Carving uses hand tools; furniture needs power
Tom is a perfectionist. His furniture and carvings give every indication of that, and so does his shop. It's neat. It's organized, as evidenced below. Everything has its place. But there's creativity in the most subtle of places. There are, for instance, hand-carved, paddlelike extensions from his stationary machinery's power switches. They're not only aesthetically pleasing but technically functional.
Although Tom employs only hand tools in his carving, the craftsman admits his liking for the power tools so evident everywhere—a 6" jointer, a 20" planer, a 10" Powermatic tablesaw, a 20" bandsaw, a 20" drill press, a few scrollsaws, and a shaper. "They represent accuracy and speed," he says. And they allow him to spend more time with the knife and carving gouge.
But like many woodworkers, Tom knows that he has too many tools. "All I need for carving is about a dozen tools," he admits. "In fact, I start off my students with the Golding Carving Tool Set." Here's what's in it:
"I've got my own system to develop a different grind on the gouges for use in hard and soft woods," Tom continues. "I sharpen all my gouges by buffing. I put a hard-cloth buffing wheel on my grinder and use a polishing compound that is intended for use on stainless steel (SCR made by DICO). It doesn't clog the buffing wheel as readily as would a more aggressive compound, such as emory. Because I carve mostly softer woods, such as basswood and butternut, I normally use a shallow bevel angle. But when I carve a harder wood, like cherry, the cutting edge dulls quickly unless I steepen the angle of the gouge bevel. And I do that with the buffing wheel. Believe me, I keep the buffing wheel real close when I work with the hardwoods!"

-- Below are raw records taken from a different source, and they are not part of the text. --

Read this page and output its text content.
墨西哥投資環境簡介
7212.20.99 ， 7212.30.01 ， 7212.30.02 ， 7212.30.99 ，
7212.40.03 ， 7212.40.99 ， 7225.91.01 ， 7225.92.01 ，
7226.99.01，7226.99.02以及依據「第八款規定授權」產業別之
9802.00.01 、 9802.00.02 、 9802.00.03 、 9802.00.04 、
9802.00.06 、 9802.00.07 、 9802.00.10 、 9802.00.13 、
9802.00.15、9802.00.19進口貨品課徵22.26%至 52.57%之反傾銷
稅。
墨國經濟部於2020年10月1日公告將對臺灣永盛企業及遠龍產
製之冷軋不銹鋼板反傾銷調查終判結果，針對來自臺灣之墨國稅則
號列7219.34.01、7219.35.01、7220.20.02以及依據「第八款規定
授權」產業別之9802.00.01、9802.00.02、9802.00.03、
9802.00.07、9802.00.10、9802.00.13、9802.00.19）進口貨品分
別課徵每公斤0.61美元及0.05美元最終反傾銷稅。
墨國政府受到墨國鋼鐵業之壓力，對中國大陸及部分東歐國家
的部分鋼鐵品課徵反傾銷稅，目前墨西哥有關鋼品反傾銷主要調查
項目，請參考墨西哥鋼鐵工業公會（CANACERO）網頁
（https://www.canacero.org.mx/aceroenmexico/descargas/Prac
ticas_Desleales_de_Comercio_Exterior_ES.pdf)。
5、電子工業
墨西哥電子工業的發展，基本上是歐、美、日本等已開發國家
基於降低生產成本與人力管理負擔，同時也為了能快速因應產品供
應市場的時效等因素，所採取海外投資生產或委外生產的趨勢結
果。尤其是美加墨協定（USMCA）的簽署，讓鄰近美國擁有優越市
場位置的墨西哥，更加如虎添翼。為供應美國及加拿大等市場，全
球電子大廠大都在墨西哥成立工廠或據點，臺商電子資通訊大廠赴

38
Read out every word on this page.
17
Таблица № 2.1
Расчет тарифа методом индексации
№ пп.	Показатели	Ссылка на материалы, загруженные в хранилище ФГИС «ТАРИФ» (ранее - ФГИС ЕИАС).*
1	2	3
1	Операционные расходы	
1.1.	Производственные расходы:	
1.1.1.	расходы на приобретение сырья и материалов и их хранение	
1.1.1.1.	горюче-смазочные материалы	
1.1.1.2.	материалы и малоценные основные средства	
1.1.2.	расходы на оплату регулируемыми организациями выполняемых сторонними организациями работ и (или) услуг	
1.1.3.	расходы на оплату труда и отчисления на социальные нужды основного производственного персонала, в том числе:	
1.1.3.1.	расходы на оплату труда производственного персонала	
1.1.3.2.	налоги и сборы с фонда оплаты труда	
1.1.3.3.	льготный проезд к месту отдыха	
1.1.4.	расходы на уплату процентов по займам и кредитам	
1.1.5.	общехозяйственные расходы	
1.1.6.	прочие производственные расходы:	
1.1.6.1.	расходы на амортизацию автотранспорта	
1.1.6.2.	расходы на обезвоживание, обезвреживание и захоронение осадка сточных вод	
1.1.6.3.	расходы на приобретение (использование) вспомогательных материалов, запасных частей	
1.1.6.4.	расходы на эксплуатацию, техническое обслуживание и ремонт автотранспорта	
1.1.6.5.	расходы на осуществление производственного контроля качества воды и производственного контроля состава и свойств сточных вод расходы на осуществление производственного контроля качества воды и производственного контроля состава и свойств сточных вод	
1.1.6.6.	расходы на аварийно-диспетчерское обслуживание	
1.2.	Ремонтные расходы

And it's that time-consuming handwork that he's mastered that drives him to new challenges. Now, with fervor, he passes on his love for carving through teaching.
Passing on a tradition honed to perfection
"I began a few years ago by teaching chip carving. Then, it was both woodworking and carving," Tom explains. "Those lessons evolved into my present five-day 'Carving Intensives,' which I limit to eight students per class and conduct four times per year."
A typical carving workshop consists of 11⁄2 days of formal training on high relief, low relief, and chip carving, followed by 31⁄2 days of concentration in one of those styles of particular interest to the student. With minimal instruction, Tom has the participants carving very quickly. "When people come, they're carving within the first 10 minutes," he comments. "I show everyone in the morning, "This is how you hold the knife. This is how you hold the chisel." Once they know how to use them, that's that. The rest of the time I'm showing them how to make their work look good."
Carving Intensives workshops currently cost $390, including materials and tools. To date, they've attracted students of all ages from as far away as Hawaii.
From all appearances, fate has been good to Tom. He lives in the picturesque Vermont countryside working at what he enjoys. The road there may have had some detours, but Tom won't hesitate to tell you that it has all been fun. "So far, I'd call it a fulfilling journey," he says, almost with a sigh. "Often, not knowing exactly what lies ahead means pleasant surprises."